Recently  released measures of consumer sentiment indicate that consumers’ confidence is  growing. Thomson Reuters and the  University of Michigan reported that its Consumer Sentiment Index rose by 5.5% to settle at 82.6. This is the fourth consecutive monthly gain for the index. By comparison, the Consumer Confidence Index, produced by the Conference Board, grew by 5.7% over the month of October, its third consecutive monthly increase. Improvement in the Consumer Confidence Index largely reflected a rise in consumers’ views of the present situation relative to their expectations of the future. Consumers’ appraisal of the present situation over the month of October rose by 15.4% while their confidence in the future improved by only 1.8%. Although both the Consumer Confidence Index and the Consumer Sentiment Index have shown sustained improvement since 2009, even exhibiting a quick recovery after the federal debt ceiling was raised in late 2011, the Consumer Confidence Index is still 79.7% of its pre-recession level, but the Consumer Sentiment Index has surpassed its precession level by 8.5%.

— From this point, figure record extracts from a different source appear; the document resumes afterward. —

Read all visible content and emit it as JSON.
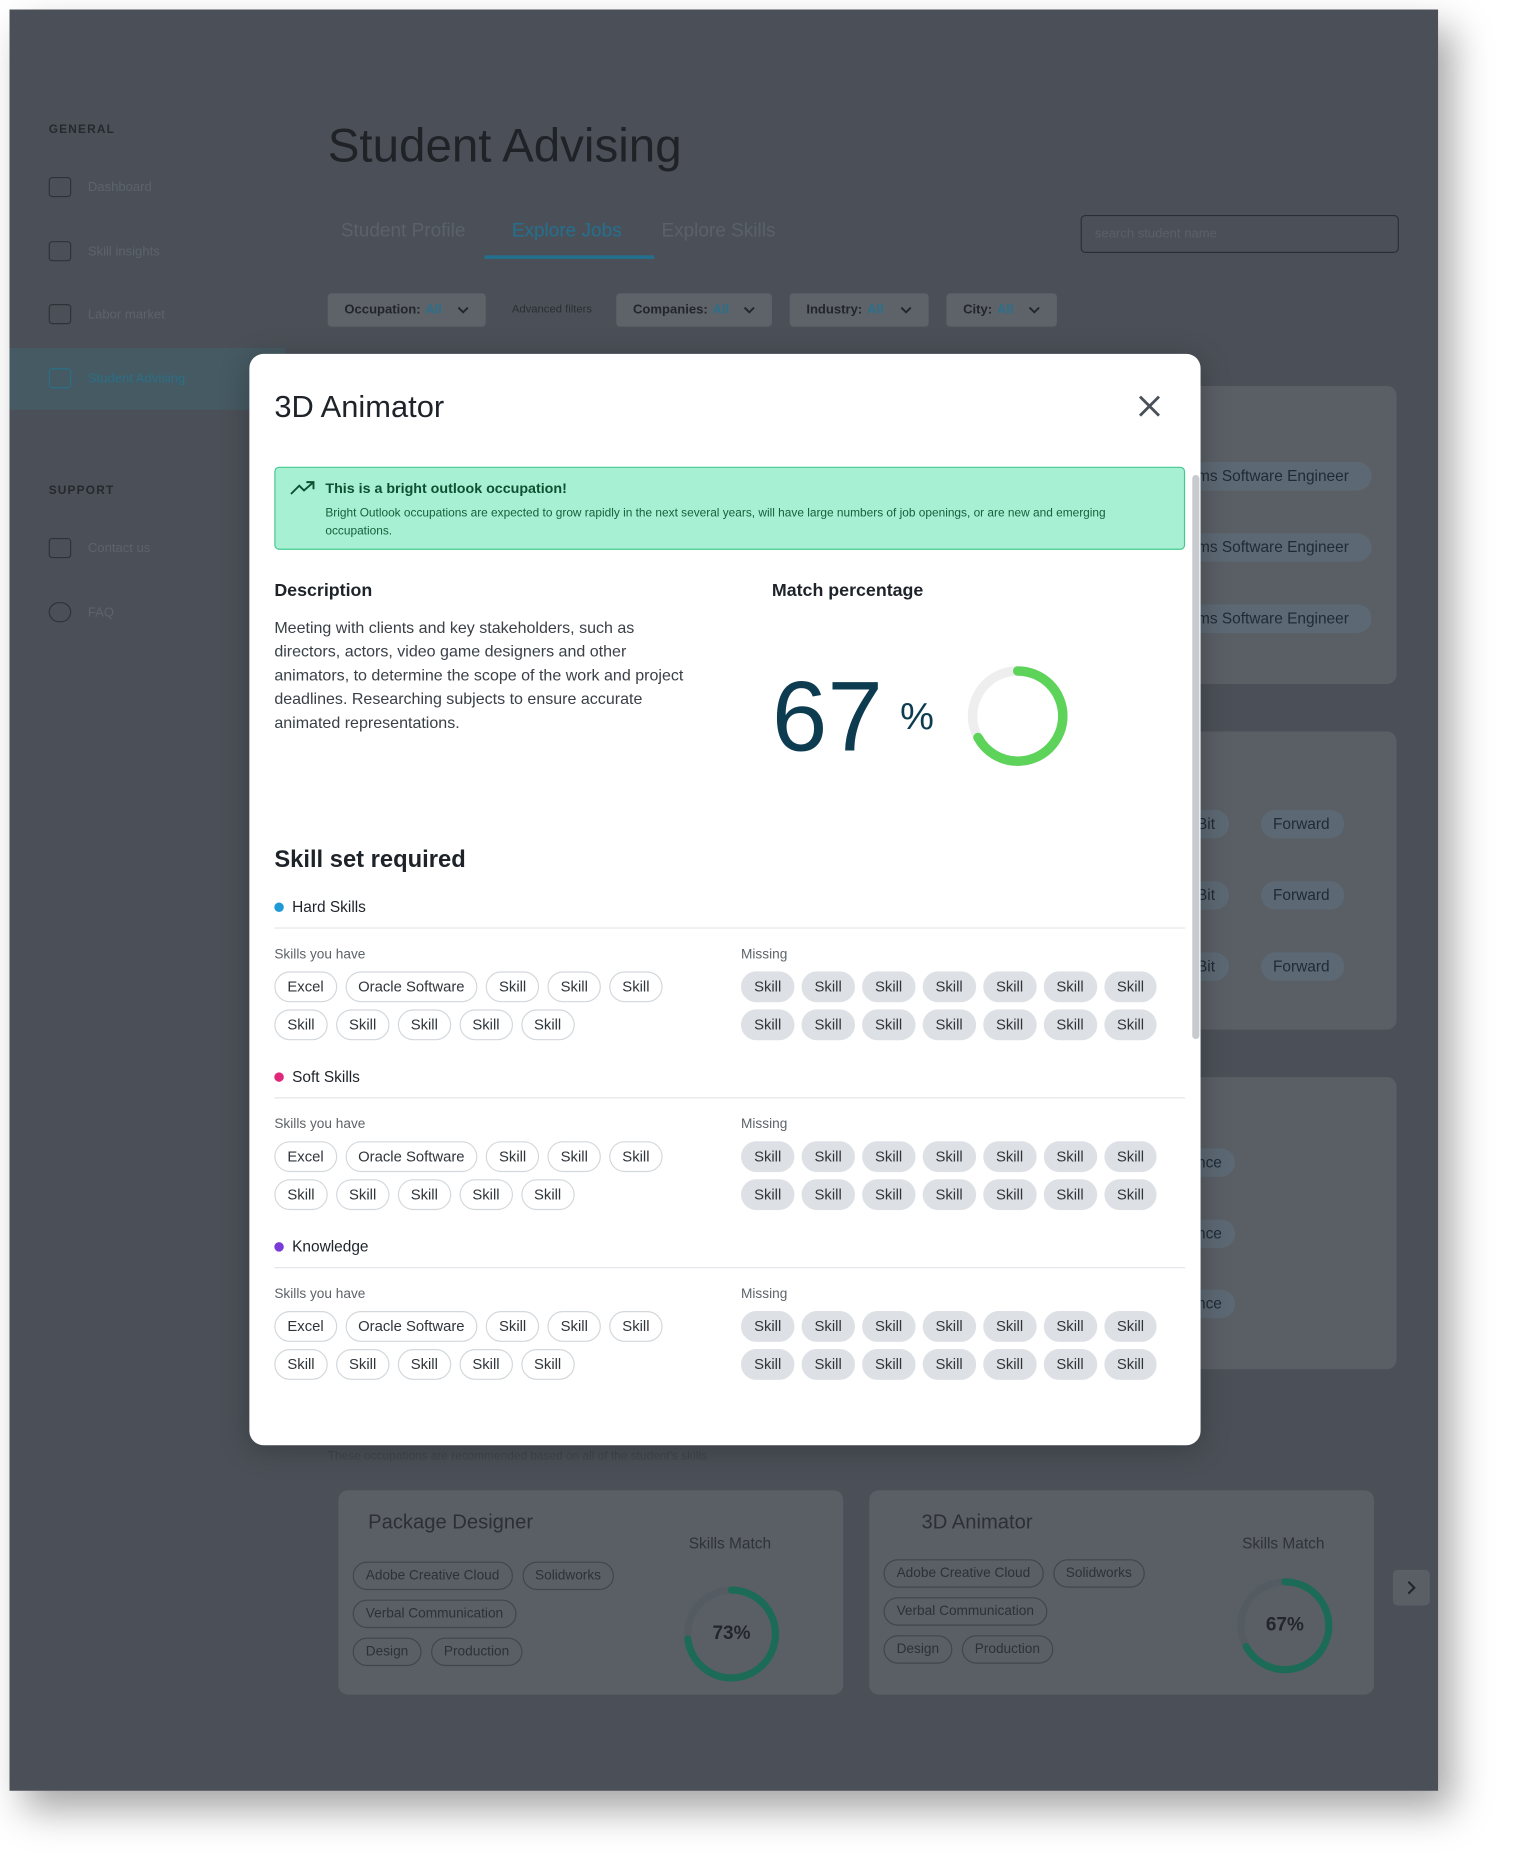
{
  "sidebar": {
    "sections": [
      {
        "heading": "GENERAL",
        "items": [
          "Dashboard",
          "Skill insights",
          "Labor market",
          "Student Advising"
        ]
      },
      {
        "heading": "SUPPORT",
        "items": [
          "Contact us",
          "FAQ"
        ]
      }
    ]
  },
  "header": {
    "title": "Student Advising",
    "tabs": [
      "Student Profile",
      "Explore Jobs",
      "Explore Skills"
    ],
    "search_placeholder": "search student name"
  },
  "filters": [
    {
      "label": "Occupation:",
      "value": "All"
    },
    {
      "label": "Advanced filters"
    },
    {
      "label": "Companies:",
      "value": "All"
    },
    {
      "label": "Industry:",
      "value": "All"
    },
    {
      "label": "City:",
      "value": "All"
    }
  ],
  "background_cards": [
    {
      "rows": [
        [
          "ms Software Engineer"
        ],
        [
          "ms Software Engineer"
        ],
        [
          "ms Software Engineer"
        ]
      ]
    },
    {
      "rows": [
        [
          "Bit",
          "Forward"
        ],
        [
          "Bit",
          "Forward"
        ],
        [
          "Bit",
          "Forward"
        ]
      ]
    },
    {
      "rows": [
        [
          "nce"
        ],
        [
          "nce"
        ],
        [
          "nce"
        ]
      ]
    }
  ],
  "recommendations": {
    "note": "These occupations are recommended based on all of the student's skills",
    "cards": [
      {
        "title": "Package Designer",
        "skills": [
          [
            "Adobe Creative Cloud",
            "Solidworks"
          ],
          [
            "Verbal Communication"
          ],
          [
            "Design",
            "Production"
          ]
        ],
        "match_heading": "Skills Match",
        "match": 73,
        "match_label": "73%"
      },
      {
        "title": "3D Animator",
        "skills": [
          [
            "Adobe Creative Cloud",
            "Solidworks"
          ],
          [
            "Verbal Communication"
          ],
          [
            "Design",
            "Production"
          ]
        ],
        "match_heading": "Skills Match",
        "match": 67,
        "match_label": "67%"
      }
    ]
  },
  "modal": {
    "title": "3D Animator",
    "banner": {
      "heading": "This is a bright outlook occupation!",
      "text": "Bright Outlook occupations are expected to grow rapidly in the next several years, will have large numbers of job openings, or are new and emerging occupations."
    },
    "description": {
      "heading": "Description",
      "text": "Meeting with clients and key stakeholders, such as directors, actors, video game designers and other animators, to determine the scope of the work and project deadlines. Researching subjects to ensure accurate animated representations."
    },
    "match": {
      "heading": "Match percentage",
      "value": 67,
      "unit": "%"
    },
    "skills": {
      "heading": "Skill set required",
      "have_label": "Skills you have",
      "missing_label": "Missing",
      "groups": [
        {
          "name": "Hard Skills",
          "color": "#1e9bd7",
          "have": [
            [
              "Excel",
              "Oracle Software",
              "Skill",
              "Skill",
              "Skill"
            ],
            [
              "Skill",
              "Skill",
              "Skill",
              "Skill",
              "Skill"
            ]
          ],
          "missing": [
            [
              "Skill",
              "Skill",
              "Skill",
              "Skill",
              "Skill",
              "Skill",
              "Skill"
            ],
            [
              "Skill",
              "Skill",
              "Skill",
              "Skill",
              "Skill",
              "Skill",
              "Skill"
            ]
          ]
        },
        {
          "name": "Soft Skills",
          "color": "#e0287a",
          "have": [
            [
              "Excel",
              "Oracle Software",
              "Skill",
              "Skill",
              "Skill"
            ],
            [
              "Skill",
              "Skill",
              "Skill",
              "Skill",
              "Skill"
            ]
          ],
          "missing": [
            [
              "Skill",
              "Skill",
              "Skill",
              "Skill",
              "Skill",
              "Skill",
              "Skill"
            ],
            [
              "Skill",
              "Skill",
              "Skill",
              "Skill",
              "Skill",
              "Skill",
              "Skill"
            ]
          ]
        },
        {
          "name": "Knowledge",
          "color": "#7b3bd8",
          "have": [
            [
              "Excel",
              "Oracle Software",
              "Skill",
              "Skill",
              "Skill"
            ],
            [
              "Skill",
              "Skill",
              "Skill",
              "Skill",
              "Skill"
            ]
          ],
          "missing": [
            [
              "Skill",
              "Skill",
              "Skill",
              "Skill",
              "Skill",
              "Skill",
              "Skill"
            ],
            [
              "Skill",
              "Skill",
              "Skill",
              "Skill",
              "Skill",
              "Skill",
              "Skill"
            ]
          ]
        }
      ]
    }
  }
}
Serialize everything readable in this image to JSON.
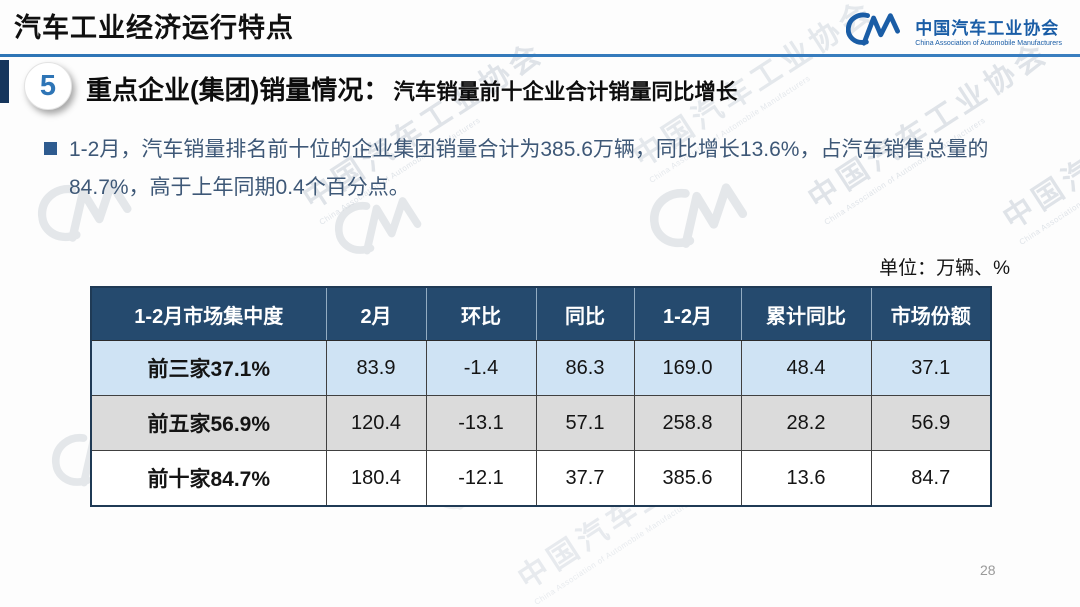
{
  "slide": {
    "title": "汽车工业经济运行特点",
    "unit_label": "单位：万辆、%",
    "page_number": "28"
  },
  "logo": {
    "cn": "中国汽车工业协会",
    "en": "China Association of Automobile Manufacturers"
  },
  "section": {
    "number": "5",
    "title": "重点企业(集团)销量情况：",
    "subtitle": "汽车销量前十企业合计销量同比增长"
  },
  "bullet": "1-2月，汽车销量排名前十位的企业集团销量合计为385.6万辆，同比增长13.6%，占汽车销售总量的84.7%，高于上年同期0.4个百分点。",
  "table": {
    "columns": [
      "1-2月市场集中度",
      "2月",
      "环比",
      "同比",
      "1-2月",
      "累计同比",
      "市场份额"
    ],
    "rows": [
      {
        "label": "前三家37.1%",
        "values": [
          "83.9",
          "-1.4",
          "86.3",
          "169.0",
          "48.4",
          "37.1"
        ]
      },
      {
        "label": "前五家56.9%",
        "values": [
          "120.4",
          "-13.1",
          "57.1",
          "258.8",
          "28.2",
          "56.9"
        ]
      },
      {
        "label": "前十家84.7%",
        "values": [
          "180.4",
          "-12.1",
          "37.7",
          "385.6",
          "13.6",
          "84.7"
        ]
      }
    ]
  },
  "chart_data": {
    "type": "table",
    "title": "1-2月市场集中度",
    "unit": "万辆、%",
    "columns": [
      "1-2月市场集中度",
      "2月",
      "环比",
      "同比",
      "1-2月",
      "累计同比",
      "市场份额"
    ],
    "rows": [
      [
        "前三家37.1%",
        83.9,
        -1.4,
        86.3,
        169.0,
        48.4,
        37.1
      ],
      [
        "前五家56.9%",
        120.4,
        -13.1,
        57.1,
        258.8,
        28.2,
        56.9
      ],
      [
        "前十家84.7%",
        180.4,
        -12.1,
        37.7,
        385.6,
        13.6,
        84.7
      ]
    ]
  },
  "colors": {
    "accent_blue": "#2e75b6",
    "logo_blue": "#1a5da6",
    "table_header_navy": "#254a6e",
    "row_blue": "#cfe3f4",
    "row_gray": "#dbdbdb",
    "body_text_blue": "#3e5877",
    "section_bar_navy": "#16365c"
  }
}
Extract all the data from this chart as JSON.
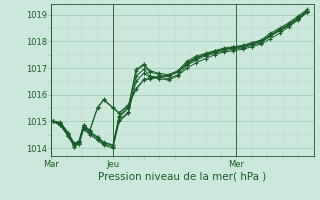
{
  "bg_color": "#cce8dc",
  "grid_color_major": "#a0c8b4",
  "grid_color_minor": "#b8d8c8",
  "line_color": "#1a5c2a",
  "xlabel": "Pression niveau de la mer( hPa )",
  "xlabel_fontsize": 7.5,
  "ylim": [
    1013.7,
    1019.4
  ],
  "yticks": [
    1014,
    1015,
    1016,
    1017,
    1018,
    1019
  ],
  "ytick_fontsize": 6,
  "xtick_labels": [
    "Mar",
    "Jeu",
    "Mer"
  ],
  "xtick_positions": [
    0.0,
    2.0,
    6.0
  ],
  "xtick_fontsize": 6,
  "xlim": [
    0,
    8.5
  ],
  "series": [
    [
      0.05,
      1015.0,
      0.3,
      1014.85,
      0.55,
      1014.45,
      0.75,
      1014.05,
      0.9,
      1014.15,
      1.05,
      1014.7,
      1.25,
      1014.5,
      1.5,
      1014.3,
      1.7,
      1014.1,
      2.0,
      1014.0,
      2.2,
      1015.0,
      2.5,
      1015.3,
      2.75,
      1016.5,
      3.0,
      1016.8,
      3.2,
      1016.65,
      3.5,
      1016.6,
      3.8,
      1016.55,
      4.1,
      1016.7,
      4.4,
      1017.0,
      4.7,
      1017.2,
      5.0,
      1017.35,
      5.3,
      1017.5,
      5.6,
      1017.6,
      5.9,
      1017.65,
      6.2,
      1017.7,
      6.5,
      1017.8,
      6.8,
      1017.9,
      7.1,
      1018.1,
      7.4,
      1018.3,
      7.7,
      1018.55,
      8.0,
      1018.8,
      8.3,
      1019.1
    ],
    [
      0.05,
      1015.0,
      0.3,
      1014.85,
      0.55,
      1014.45,
      0.75,
      1014.05,
      0.9,
      1014.15,
      1.05,
      1014.75,
      1.25,
      1014.55,
      1.5,
      1014.35,
      1.7,
      1014.15,
      2.0,
      1014.05,
      2.2,
      1015.05,
      2.5,
      1015.35,
      2.75,
      1016.7,
      3.0,
      1016.95,
      3.2,
      1016.7,
      3.5,
      1016.65,
      3.8,
      1016.6,
      4.1,
      1016.75,
      4.4,
      1017.1,
      4.7,
      1017.3,
      5.0,
      1017.45,
      5.3,
      1017.55,
      5.6,
      1017.65,
      5.9,
      1017.7,
      6.2,
      1017.75,
      6.5,
      1017.85,
      6.8,
      1017.95,
      7.1,
      1018.2,
      7.4,
      1018.4,
      7.7,
      1018.6,
      8.0,
      1018.85,
      8.3,
      1019.1
    ],
    [
      0.05,
      1015.0,
      0.3,
      1014.9,
      0.55,
      1014.5,
      0.75,
      1014.1,
      0.9,
      1014.2,
      1.05,
      1014.8,
      1.25,
      1014.6,
      1.5,
      1014.4,
      1.7,
      1014.2,
      2.0,
      1014.1,
      2.2,
      1015.15,
      2.5,
      1015.5,
      2.75,
      1016.9,
      3.0,
      1017.1,
      3.2,
      1016.85,
      3.5,
      1016.75,
      3.8,
      1016.7,
      4.1,
      1016.85,
      4.4,
      1017.2,
      4.7,
      1017.4,
      5.0,
      1017.5,
      5.3,
      1017.6,
      5.6,
      1017.7,
      5.9,
      1017.75,
      6.2,
      1017.8,
      6.5,
      1017.9,
      6.8,
      1018.0,
      7.1,
      1018.25,
      7.4,
      1018.45,
      7.7,
      1018.65,
      8.0,
      1018.9,
      8.3,
      1019.15
    ],
    [
      0.05,
      1015.0,
      0.3,
      1014.92,
      0.55,
      1014.52,
      0.75,
      1014.12,
      0.9,
      1014.22,
      1.05,
      1014.82,
      1.25,
      1014.62,
      1.5,
      1014.42,
      1.7,
      1014.22,
      2.0,
      1014.12,
      2.2,
      1015.2,
      2.5,
      1015.55,
      2.75,
      1016.95,
      3.0,
      1017.15,
      3.2,
      1016.9,
      3.5,
      1016.8,
      3.8,
      1016.75,
      4.1,
      1016.9,
      4.4,
      1017.25,
      4.7,
      1017.45,
      5.0,
      1017.55,
      5.3,
      1017.65,
      5.6,
      1017.75,
      5.9,
      1017.8,
      6.2,
      1017.85,
      6.5,
      1017.95,
      6.8,
      1018.05,
      7.1,
      1018.3,
      7.4,
      1018.5,
      7.7,
      1018.7,
      8.0,
      1018.95,
      8.3,
      1019.2
    ],
    [
      0.05,
      1015.0,
      0.3,
      1014.95,
      0.55,
      1014.55,
      0.75,
      1014.15,
      0.9,
      1014.25,
      1.05,
      1014.85,
      1.25,
      1014.65,
      1.5,
      1015.5,
      1.7,
      1015.8,
      2.0,
      1015.5,
      2.2,
      1015.3,
      2.5,
      1015.6,
      2.75,
      1016.2,
      3.0,
      1016.55,
      3.2,
      1016.6,
      3.5,
      1016.65,
      3.8,
      1016.7,
      4.1,
      1016.85,
      4.4,
      1017.15,
      4.7,
      1017.35,
      5.0,
      1017.5,
      5.3,
      1017.6,
      5.6,
      1017.7,
      5.9,
      1017.75,
      6.2,
      1017.8,
      6.5,
      1017.9,
      6.8,
      1018.0,
      7.1,
      1018.2,
      7.4,
      1018.4,
      7.7,
      1018.6,
      8.0,
      1018.85,
      8.3,
      1019.1
    ],
    [
      0.05,
      1015.0,
      0.3,
      1014.97,
      0.55,
      1014.57,
      0.75,
      1014.17,
      0.9,
      1014.27,
      1.05,
      1014.87,
      1.25,
      1014.67,
      1.5,
      1015.52,
      1.7,
      1015.82,
      2.0,
      1015.52,
      2.2,
      1015.32,
      2.5,
      1015.62,
      2.75,
      1016.22,
      3.0,
      1016.57,
      3.2,
      1016.62,
      3.5,
      1016.67,
      3.8,
      1016.72,
      4.1,
      1016.87,
      4.4,
      1017.17,
      4.7,
      1017.37,
      5.0,
      1017.52,
      5.3,
      1017.62,
      5.6,
      1017.72,
      5.9,
      1017.77,
      6.2,
      1017.82,
      6.5,
      1017.92,
      6.8,
      1018.02,
      7.1,
      1018.22,
      7.4,
      1018.42,
      7.7,
      1018.62,
      8.0,
      1018.87,
      8.3,
      1019.12
    ]
  ]
}
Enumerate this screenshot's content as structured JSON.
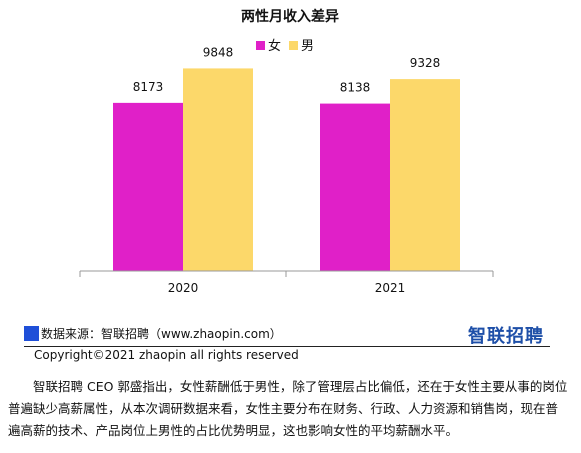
{
  "chart_data": {
    "type": "bar",
    "title": "两性月收入差异",
    "categories": [
      "2020",
      "2021"
    ],
    "series": [
      {
        "name": "女",
        "values": [
          8173,
          8138
        ],
        "color": "#e020c8"
      },
      {
        "name": "男",
        "values": [
          9848,
          9328
        ],
        "color": "#fcd86a"
      }
    ],
    "ylim": [
      0,
      10500
    ],
    "grid": false,
    "legend": "top-center"
  },
  "source": {
    "text": "数据来源：智联招聘（www.zhaopin.com）",
    "logo": "智联招聘",
    "copyright": "Copyright©2021 zhaopin all rights reserved"
  },
  "paragraph": "智联招聘 CEO 郭盛指出，女性薪酬低于男性，除了管理层占比偏低，还在于女性主要从事的岗位普遍缺少高薪属性，从本次调研数据来看，女性主要分布在财务、行政、人力资源和销售岗，现在普遍高薪的技术、产品岗位上男性的占比优势明显，这也影响女性的平均薪酬水平。"
}
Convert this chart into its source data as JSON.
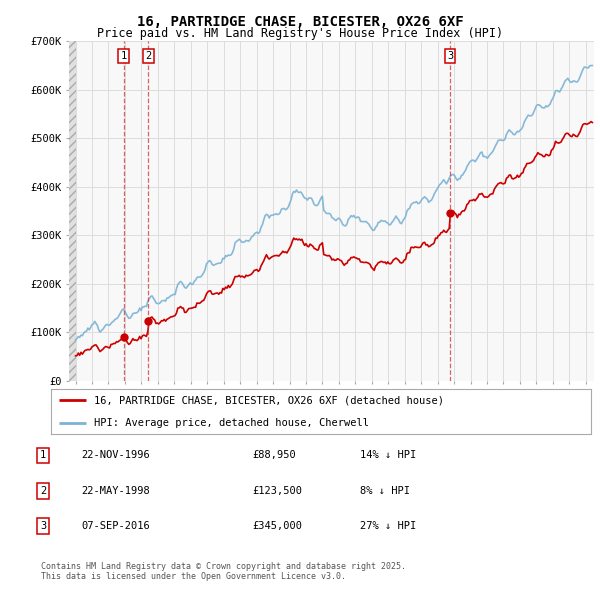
{
  "title": "16, PARTRIDGE CHASE, BICESTER, OX26 6XF",
  "subtitle": "Price paid vs. HM Land Registry's House Price Index (HPI)",
  "ylim": [
    0,
    700000
  ],
  "yticks": [
    0,
    100000,
    200000,
    300000,
    400000,
    500000,
    600000,
    700000
  ],
  "ytick_labels": [
    "£0",
    "£100K",
    "£200K",
    "£300K",
    "£400K",
    "£500K",
    "£600K",
    "£700K"
  ],
  "sale_year_vals": [
    1996.917,
    1998.417,
    2016.75
  ],
  "sale_prices": [
    88950,
    123500,
    345000
  ],
  "sale_labels": [
    "1",
    "2",
    "3"
  ],
  "legend_entries": [
    "16, PARTRIDGE CHASE, BICESTER, OX26 6XF (detached house)",
    "HPI: Average price, detached house, Cherwell"
  ],
  "table_rows": [
    [
      "1",
      "22-NOV-1996",
      "£88,950",
      "14% ↓ HPI"
    ],
    [
      "2",
      "22-MAY-1998",
      "£123,500",
      "8% ↓ HPI"
    ],
    [
      "3",
      "07-SEP-2016",
      "£345,000",
      "27% ↓ HPI"
    ]
  ],
  "footer": "Contains HM Land Registry data © Crown copyright and database right 2025.\nThis data is licensed under the Open Government Licence v3.0.",
  "line_color_red": "#cc0000",
  "line_color_blue": "#7ab3d4",
  "grid_color": "#dddddd",
  "plot_bg_color": "#f8f8f8",
  "xlim_left": 1993.6,
  "xlim_right": 2025.5
}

Despite consumers’ improved assessment of present conditions, they remain relatively  more optimistic about the future. The Consumer Confidence Index of Present Conditions is 26.8 points below the Consumer Confidence Index of Expectations. While consumers’ views of the present have steadily improved since February 2009, their expectations for the future have risen faster. Since February 2009, consumers’ views of present conditions has grown by 36.0 points, but their expectations of the future rose by 55.6 points. Immediately following recessions, consumers tend to be more sanguine about the future relative to the present, but consumers’ views of the present ultimately exceeds their expectations for the future.

Recent changes in consumers’ views of the present situation partly reflect their assessment of the present employment situation. Although a greater share of respondents continue to cite jobs as “hard to get” as opposed to “plenteous”, this gap has narrowed. Since peaking in November 2009, the difference between the share of respondents citing jobs as “plenteous” relative to the percent that describe jobs as “hard to get” has fallen by 17.0 percentage points. The convergence in consumers’ perception of the present employment situation is the result of a decline in the number of consumers holding the view that jobs are “hard to get” and an increase in the number of consumers that believe jobs are “plenteous”. Since November 2009, the share of respondents describing jobs as “hard to get” has fallen by 9.8 percentage points to 39.4% while the share of consumers that believe jobs to be “plenteous” has risen by 7.2 percentage points to 10%. Despite starting from a very low level, the recent growth in optimism over the present employment situation should ultimately influence consumers’ willingness to spend.